U.S. retail giants grow cautious as rising interest rates cast chill on consumption
Lurking behind strong recent performance for U.S. retail giants is concern that consumers will cut their spending in the current monetary tightening cycle
By Bantang Qubing
The U.S. Commerce Department announced last month that retail sales fell 0.4% in February month-on-month, a clear reversal from the 3.2% growth in January, rekindling investor concerns about the health of the country’s retail sector. For a better picture of how the industry has fared this year, we can look at the conservative projections in Walmart’s (WMT.US) latest annual report.
The U.S. retailing bellwether’s revenue grew 6.7% last year to $611.3 billion despite operating in the shadow of the Covid pandemic, winning plaudits from the market. But the company’s grim projections about its slowing sales and profit growth in the new year quickly rained on any positive sentiment.
What prompted the biggest U.S. retailer to issue such a warning despite its otherwise decent performance? Are there hidden concerns behind its strong revenue? To get a better sense of how current Fed policies are affecting the U.S. consumer market, we can look at how foreign media interpreted the Walmart forecast.
According an Economist article headlined “A warning from Walmart about the health of the American consumer,” U.S. consumers have not made a deliberate decision to rein in their spending. Data showed that Walmart’s same-store sales grew by 8.3% in last year’s fourth quarter year-on-year, and its share of the U.S. retail market has continued to grow and exceed market expectations.
That said, growing sales aren’t always good news. After examining all market segments, the article revealed that one important factor behind Walmart’s strong gains in the grocery market was high U.S. inflation. Local consumers, including high-income households, are choosing discount chains like Walmart to save money, which drove the company’s sales growth.
What’s more, sales of high-margin non-essential goods like toys, clothing and household items are slowing, which suggests that consumers are becoming cautious with their discretionary spending and veering towards more essential items like food and other perishable goods.
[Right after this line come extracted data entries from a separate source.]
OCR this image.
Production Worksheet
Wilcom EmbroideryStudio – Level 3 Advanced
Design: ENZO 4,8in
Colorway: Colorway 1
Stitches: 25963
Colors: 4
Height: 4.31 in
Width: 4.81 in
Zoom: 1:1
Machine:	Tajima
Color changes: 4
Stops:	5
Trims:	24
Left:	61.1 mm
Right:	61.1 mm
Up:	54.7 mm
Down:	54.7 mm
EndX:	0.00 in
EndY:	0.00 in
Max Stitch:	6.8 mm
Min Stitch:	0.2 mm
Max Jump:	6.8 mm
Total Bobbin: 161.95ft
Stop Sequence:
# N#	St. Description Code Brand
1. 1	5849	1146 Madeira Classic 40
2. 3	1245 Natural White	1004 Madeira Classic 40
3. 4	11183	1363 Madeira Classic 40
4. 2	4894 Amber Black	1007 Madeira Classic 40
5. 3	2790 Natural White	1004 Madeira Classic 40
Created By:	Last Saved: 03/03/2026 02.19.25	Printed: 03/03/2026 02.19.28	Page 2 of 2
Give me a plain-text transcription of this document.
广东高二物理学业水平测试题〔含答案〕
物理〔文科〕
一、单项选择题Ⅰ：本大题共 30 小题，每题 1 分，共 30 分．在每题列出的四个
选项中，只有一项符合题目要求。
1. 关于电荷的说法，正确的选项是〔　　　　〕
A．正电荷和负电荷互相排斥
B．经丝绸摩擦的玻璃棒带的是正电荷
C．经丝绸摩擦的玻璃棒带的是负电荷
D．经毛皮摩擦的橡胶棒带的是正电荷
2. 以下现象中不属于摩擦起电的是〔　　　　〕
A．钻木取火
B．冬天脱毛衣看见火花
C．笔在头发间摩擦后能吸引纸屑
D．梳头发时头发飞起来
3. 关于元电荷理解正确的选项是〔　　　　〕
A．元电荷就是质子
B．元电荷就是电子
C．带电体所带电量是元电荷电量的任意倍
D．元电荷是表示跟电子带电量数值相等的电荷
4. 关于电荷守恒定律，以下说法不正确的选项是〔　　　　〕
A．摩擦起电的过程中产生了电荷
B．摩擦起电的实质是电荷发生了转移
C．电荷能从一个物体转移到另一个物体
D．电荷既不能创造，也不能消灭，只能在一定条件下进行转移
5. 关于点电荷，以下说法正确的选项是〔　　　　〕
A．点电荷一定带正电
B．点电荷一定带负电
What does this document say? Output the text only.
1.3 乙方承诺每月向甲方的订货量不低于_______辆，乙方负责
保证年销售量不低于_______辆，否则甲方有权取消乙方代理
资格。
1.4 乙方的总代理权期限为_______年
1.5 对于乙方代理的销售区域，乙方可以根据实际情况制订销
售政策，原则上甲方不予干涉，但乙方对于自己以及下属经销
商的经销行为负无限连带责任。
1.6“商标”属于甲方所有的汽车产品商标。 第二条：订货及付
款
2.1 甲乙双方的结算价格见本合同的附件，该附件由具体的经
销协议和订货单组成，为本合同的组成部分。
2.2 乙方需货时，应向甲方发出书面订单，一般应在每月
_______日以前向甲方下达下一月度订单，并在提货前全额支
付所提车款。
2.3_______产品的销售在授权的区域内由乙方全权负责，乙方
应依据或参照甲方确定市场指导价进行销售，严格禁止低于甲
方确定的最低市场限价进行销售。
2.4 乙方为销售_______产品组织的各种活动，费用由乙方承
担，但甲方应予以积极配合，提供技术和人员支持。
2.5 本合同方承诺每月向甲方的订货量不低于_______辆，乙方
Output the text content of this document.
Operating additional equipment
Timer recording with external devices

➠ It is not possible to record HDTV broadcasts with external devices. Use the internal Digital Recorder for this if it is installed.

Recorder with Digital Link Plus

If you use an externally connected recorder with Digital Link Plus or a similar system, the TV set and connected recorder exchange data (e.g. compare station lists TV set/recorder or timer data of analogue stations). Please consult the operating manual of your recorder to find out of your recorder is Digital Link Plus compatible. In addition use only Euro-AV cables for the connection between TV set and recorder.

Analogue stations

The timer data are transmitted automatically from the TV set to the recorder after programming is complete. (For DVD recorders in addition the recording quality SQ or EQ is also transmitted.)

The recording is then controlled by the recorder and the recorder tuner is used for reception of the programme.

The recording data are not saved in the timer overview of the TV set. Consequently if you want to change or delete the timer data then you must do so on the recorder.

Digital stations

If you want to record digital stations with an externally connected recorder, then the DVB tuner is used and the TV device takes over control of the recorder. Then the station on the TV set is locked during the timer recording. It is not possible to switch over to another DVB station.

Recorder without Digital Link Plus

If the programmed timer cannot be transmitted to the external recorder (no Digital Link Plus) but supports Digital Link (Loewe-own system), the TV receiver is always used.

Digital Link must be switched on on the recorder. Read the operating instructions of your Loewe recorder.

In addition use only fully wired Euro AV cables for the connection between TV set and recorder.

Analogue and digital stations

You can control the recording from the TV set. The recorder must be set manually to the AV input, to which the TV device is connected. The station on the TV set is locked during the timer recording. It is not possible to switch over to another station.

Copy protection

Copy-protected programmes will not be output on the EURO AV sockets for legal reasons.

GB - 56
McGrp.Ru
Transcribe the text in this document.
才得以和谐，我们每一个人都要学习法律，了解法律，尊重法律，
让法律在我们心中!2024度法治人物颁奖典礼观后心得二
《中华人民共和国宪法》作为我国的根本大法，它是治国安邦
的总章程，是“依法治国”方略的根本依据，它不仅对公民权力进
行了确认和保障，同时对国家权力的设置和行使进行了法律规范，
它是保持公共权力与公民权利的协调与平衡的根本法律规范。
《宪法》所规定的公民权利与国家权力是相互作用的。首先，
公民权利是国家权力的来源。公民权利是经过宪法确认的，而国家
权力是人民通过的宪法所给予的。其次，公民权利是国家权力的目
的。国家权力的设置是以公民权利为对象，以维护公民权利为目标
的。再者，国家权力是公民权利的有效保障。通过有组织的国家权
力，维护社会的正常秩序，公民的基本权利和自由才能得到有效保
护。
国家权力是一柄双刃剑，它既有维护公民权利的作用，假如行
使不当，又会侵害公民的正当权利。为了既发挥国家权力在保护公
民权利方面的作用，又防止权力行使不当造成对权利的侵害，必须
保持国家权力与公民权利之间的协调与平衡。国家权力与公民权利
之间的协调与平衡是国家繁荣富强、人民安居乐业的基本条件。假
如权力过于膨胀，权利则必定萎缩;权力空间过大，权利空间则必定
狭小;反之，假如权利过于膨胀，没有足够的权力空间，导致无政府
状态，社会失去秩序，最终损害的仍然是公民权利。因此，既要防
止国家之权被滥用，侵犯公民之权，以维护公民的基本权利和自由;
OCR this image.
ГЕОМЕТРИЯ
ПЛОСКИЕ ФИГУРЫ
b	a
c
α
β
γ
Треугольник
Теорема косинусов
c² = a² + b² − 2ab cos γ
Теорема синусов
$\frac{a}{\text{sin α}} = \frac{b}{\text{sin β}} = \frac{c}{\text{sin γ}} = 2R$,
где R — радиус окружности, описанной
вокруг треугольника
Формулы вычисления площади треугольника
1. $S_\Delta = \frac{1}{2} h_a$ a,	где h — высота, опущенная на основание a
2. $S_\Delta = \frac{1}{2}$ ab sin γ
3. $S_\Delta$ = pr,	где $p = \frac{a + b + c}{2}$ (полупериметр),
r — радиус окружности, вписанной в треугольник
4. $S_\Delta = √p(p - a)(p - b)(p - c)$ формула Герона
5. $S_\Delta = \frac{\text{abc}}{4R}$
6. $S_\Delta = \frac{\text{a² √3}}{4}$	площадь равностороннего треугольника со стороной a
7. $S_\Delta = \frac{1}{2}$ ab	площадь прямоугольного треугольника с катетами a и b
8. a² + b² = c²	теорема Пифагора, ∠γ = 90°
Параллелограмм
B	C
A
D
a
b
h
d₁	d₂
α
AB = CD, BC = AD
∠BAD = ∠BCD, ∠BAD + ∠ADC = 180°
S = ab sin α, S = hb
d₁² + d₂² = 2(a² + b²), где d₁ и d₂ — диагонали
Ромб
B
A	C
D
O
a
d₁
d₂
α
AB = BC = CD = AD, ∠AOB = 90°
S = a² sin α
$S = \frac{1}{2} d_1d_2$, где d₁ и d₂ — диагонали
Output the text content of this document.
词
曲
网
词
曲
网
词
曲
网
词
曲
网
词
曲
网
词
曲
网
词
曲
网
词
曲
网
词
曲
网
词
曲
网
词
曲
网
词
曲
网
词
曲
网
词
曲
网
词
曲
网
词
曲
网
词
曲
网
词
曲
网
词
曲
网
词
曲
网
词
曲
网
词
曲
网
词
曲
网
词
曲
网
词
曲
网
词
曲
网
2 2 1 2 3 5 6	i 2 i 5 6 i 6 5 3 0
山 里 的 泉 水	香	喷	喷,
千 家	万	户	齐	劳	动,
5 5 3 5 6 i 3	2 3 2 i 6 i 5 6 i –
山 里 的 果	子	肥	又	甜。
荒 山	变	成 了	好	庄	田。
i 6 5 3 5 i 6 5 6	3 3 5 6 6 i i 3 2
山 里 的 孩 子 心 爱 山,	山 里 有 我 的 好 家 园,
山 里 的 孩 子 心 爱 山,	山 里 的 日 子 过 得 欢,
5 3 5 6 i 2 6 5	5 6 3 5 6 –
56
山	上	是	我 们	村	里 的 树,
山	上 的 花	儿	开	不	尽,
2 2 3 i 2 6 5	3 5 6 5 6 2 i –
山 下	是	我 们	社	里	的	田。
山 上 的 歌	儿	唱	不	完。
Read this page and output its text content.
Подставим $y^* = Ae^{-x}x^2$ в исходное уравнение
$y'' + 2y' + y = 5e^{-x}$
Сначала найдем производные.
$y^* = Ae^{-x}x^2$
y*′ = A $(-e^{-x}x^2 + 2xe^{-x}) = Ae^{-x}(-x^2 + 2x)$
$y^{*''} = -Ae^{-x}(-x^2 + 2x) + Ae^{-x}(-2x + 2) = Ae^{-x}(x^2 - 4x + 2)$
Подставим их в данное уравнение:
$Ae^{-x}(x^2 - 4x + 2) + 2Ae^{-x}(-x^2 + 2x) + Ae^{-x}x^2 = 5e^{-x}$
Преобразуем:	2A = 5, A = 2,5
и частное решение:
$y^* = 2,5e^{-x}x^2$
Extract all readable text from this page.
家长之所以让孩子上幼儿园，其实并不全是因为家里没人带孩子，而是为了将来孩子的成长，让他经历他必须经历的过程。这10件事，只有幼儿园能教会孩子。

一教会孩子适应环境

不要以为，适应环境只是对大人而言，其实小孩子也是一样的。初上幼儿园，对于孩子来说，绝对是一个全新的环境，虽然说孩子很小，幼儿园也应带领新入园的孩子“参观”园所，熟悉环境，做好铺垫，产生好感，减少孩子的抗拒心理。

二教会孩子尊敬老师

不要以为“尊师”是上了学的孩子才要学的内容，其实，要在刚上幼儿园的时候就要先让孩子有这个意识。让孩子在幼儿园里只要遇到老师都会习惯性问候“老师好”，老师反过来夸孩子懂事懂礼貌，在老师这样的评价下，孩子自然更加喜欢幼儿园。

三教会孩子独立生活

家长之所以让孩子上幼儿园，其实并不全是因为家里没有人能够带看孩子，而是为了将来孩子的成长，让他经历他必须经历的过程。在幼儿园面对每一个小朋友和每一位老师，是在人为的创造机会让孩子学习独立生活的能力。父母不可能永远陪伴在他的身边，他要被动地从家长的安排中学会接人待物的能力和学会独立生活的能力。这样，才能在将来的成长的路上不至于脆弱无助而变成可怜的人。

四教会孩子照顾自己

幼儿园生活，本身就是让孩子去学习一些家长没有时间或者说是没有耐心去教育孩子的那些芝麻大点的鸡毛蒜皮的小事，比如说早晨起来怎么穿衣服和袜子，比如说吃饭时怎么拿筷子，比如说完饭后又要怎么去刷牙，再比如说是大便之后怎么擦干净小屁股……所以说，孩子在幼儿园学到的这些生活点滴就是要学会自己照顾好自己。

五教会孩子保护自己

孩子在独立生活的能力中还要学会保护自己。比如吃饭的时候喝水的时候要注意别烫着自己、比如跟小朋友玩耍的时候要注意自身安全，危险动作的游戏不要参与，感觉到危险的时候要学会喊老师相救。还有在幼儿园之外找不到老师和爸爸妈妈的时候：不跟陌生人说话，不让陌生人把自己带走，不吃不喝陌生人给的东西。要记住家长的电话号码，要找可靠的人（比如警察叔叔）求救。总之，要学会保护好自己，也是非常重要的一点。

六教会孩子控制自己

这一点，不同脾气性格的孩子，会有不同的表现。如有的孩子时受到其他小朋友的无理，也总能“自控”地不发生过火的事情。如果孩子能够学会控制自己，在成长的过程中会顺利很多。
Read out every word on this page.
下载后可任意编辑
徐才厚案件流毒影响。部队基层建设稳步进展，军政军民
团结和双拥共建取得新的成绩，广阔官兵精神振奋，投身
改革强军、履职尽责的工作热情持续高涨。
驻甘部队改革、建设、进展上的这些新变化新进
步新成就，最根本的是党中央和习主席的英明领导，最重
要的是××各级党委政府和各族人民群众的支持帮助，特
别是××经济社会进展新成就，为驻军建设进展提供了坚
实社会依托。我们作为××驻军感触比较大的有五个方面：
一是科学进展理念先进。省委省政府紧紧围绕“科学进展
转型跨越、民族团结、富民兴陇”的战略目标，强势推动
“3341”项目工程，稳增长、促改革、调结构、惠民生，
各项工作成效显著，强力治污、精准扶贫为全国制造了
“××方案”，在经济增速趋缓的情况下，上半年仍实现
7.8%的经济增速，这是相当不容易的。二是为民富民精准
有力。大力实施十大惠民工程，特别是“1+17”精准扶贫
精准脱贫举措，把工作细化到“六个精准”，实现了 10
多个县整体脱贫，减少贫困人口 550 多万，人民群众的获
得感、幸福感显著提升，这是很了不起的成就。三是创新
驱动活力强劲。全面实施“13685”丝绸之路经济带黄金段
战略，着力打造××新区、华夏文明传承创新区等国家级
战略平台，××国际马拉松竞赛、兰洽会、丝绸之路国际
Walmart warned that such conditions would continue into this year, taking a toll on its profit margins.
Meanwhile, misguided rosy projections by many retailers previously led to high inventory levels, forcing companies like Walmart to sell a lot of goods at big discounts last year to clear out that inventory. Such inventory clearing through price cuts paid off to some extent and brought Walmart’s U.S. inventory levels down by 2.6% in last year’s fourth quarter.
All that might provide some important context for Walmart’s cautiousness. Walmart’s strong performance came on top of realities and practical headwinds that need to be factored in.
Walmart isn’t the only one being cautious. Home improvements chain Home Depot (HD.US) has published similar early warnings, and expects to see its sales this year on par with 2022.
Against a backdrop of high inflation, shifting consumer behavior and a slowdown in the U.S. real estate market, the company’s sales in last year’s fourth quarter grew by just 0.3% year-on-year. Even more disappointing, the company’s annual transaction volume declined for a seventh consecutive year.
Home Depot’s CFO explained that stubbornly high inflation was causing consumers to become increasingly price-sensitive, which probably led many to hold off on household renovations or to choose cheaper floor tiles and kitchen wares instead.
Meanwhile, the company also announced spending an additional $1 billion on higher employee pay. Walmart also previously said it would raise its minimum hourly wage to $14 from $12 in order to retain employees complaining of low wages in the current tight labor market. As retailer profits come under pressure from salary increases and inflation causes their core low-income customers to continue reining in spending, we might expect to see weaker retail sales this year.
Big retailers like Home Depot and Walmart crowed about their pricing power last year, but now are becoming more cautious with their price hikes to risk putting off consumers. If even industry leaders are feeling the pinch, then you can imagine what small- and medium-sized retailers, which have far less say in the market, must be going through.
This year is shaping up to be one of the most challenging for U.S. retailers, as they face a double-whammy of declining revenue and cost increases. As inflation is expected to come down gradually with more interest rate hikes, the market is closely watching to see how future changes in consumer behavior might affect these companies.